In hot climates, Hopkins said, power grids are sized for demand that’s more stable over the course of a year. In New England, the system must be overbuilt to handle extreme summer weather that’s measured in days, but the costs are paid year-round.

The overall Boothbay Harbor project is still being evaluated and tested, to make sure the measures put in place can handle any situation CMP could face in providing reliable power to the community. If the demonstration proves successful, the concept could be expanded to other parts of Maine where power lines are being maxed out during peak periods. Next up could be the Camden-Rockland region and Greater Portland. Based on CMP’s assessment of future growth, GridSolar may propose a suite of non-transmission alternatives for the midcoast, a project at least four times as large as Boothbay.

Larger projects could be done at a lower per-unit cost because of economies of scale, according to Kimball Kenway, vice president of Thermal Energy Storage of Maine.
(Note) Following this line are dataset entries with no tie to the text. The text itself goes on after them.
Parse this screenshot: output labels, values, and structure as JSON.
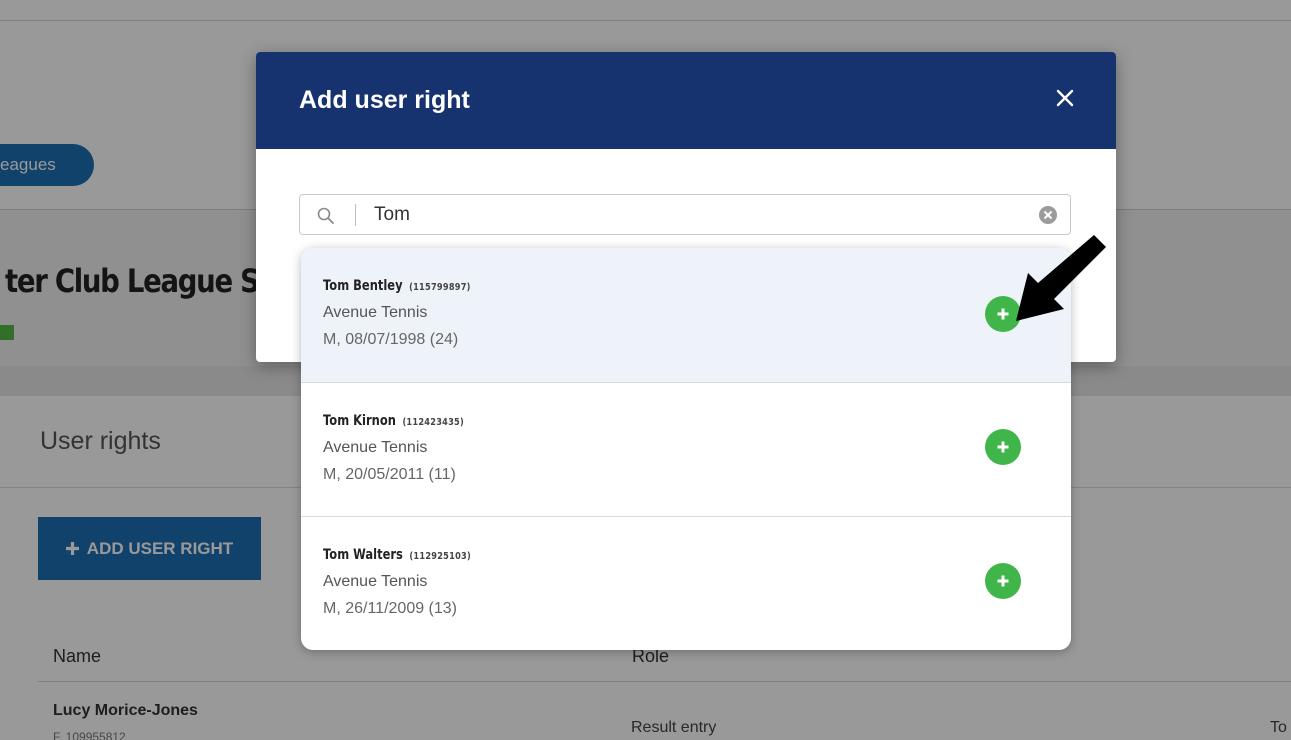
{
  "background": {
    "tab_label": "eagues",
    "league_title": "ter Club League S",
    "section_title": "User rights",
    "add_button_label": "ADD USER RIGHT",
    "table": {
      "headers": [
        "Name",
        "Role"
      ],
      "rows": [
        {
          "name": "Lucy Morice-Jones",
          "sub": "F, 109955812",
          "role": "Result entry",
          "extra": "To"
        }
      ]
    }
  },
  "modal": {
    "title": "Add user right",
    "search": {
      "value": "Tom"
    },
    "results": [
      {
        "name": "Tom Bentley",
        "id": "(115799897)",
        "club": "Avenue Tennis",
        "meta": "M, 08/07/1998 (24)"
      },
      {
        "name": "Tom Kirnon",
        "id": "(112423435)",
        "club": "Avenue Tennis",
        "meta": "M, 20/05/2011 (11)"
      },
      {
        "name": "Tom Walters",
        "id": "(112925103)",
        "club": "Avenue Tennis",
        "meta": "M, 26/11/2009 (13)"
      }
    ]
  },
  "colors": {
    "header": "#17336f",
    "primary_button": "#1d6fb2",
    "add_green": "#3fb54a"
  },
  "icons": [
    "search-icon",
    "clear-icon",
    "close-icon",
    "plus-icon",
    "pointer-arrow-icon"
  ]
}
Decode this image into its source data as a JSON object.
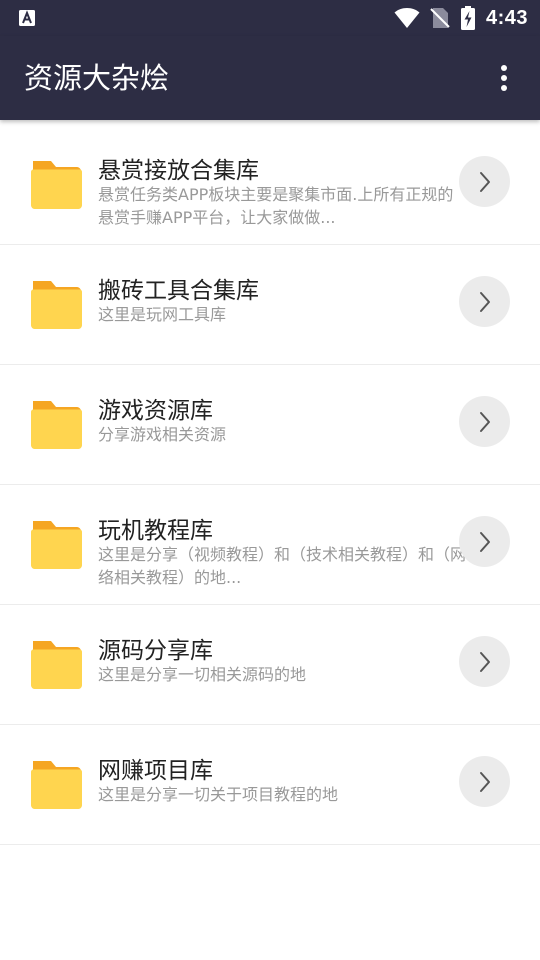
{
  "status_bar": {
    "left_icon": "a-notification-icon",
    "icons": [
      "wifi-icon",
      "no-sim-icon",
      "battery-charging-icon"
    ],
    "time": "4:43"
  },
  "app_bar": {
    "title": "资源大杂烩",
    "menu_icon": "more-vert-icon"
  },
  "colors": {
    "app_bar": "#2d2d44",
    "folder_main": "#ffd54f",
    "folder_tab": "#f5a623",
    "chevron_bg": "#ebebeb",
    "title_text": "#222222",
    "desc_text": "#999999"
  },
  "list": {
    "items": [
      {
        "title": "悬赏接放合集库",
        "desc": "悬赏任务类APP板块主要是聚集市面.上所有正规的悬赏手赚APP平台，让大家做做..."
      },
      {
        "title": "搬砖工具合集库",
        "desc": "这里是玩网工具库"
      },
      {
        "title": "游戏资源库",
        "desc": "分享游戏相关资源"
      },
      {
        "title": "玩机教程库",
        "desc": "这里是分享（视频教程）和（技术相关教程）和（网络相关教程）的地..."
      },
      {
        "title": "源码分享库",
        "desc": "这里是分享一切相关源码的地"
      },
      {
        "title": "网赚项目库",
        "desc": "这里是分享一切关于项目教程的地"
      }
    ]
  }
}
Kenway is acting as Ice Energy’s representative in Maine and has been lining up the host businesses in Boothbay Harbor.

Kenway said Ice Energy is excited about the work here because it gives the company an integrated project to show off in New England. But displacing 250 kilowatts with 32 Ice Bear units is really small change, compared to the 1,200 units chilling in California.

In Maine, single sites in Greater Portland with high air conditioning loads have the greatest potential. An example, Kenway said, would be the Maine Mall.

“We could do 250 kilowatts just at Macy’s,” he said.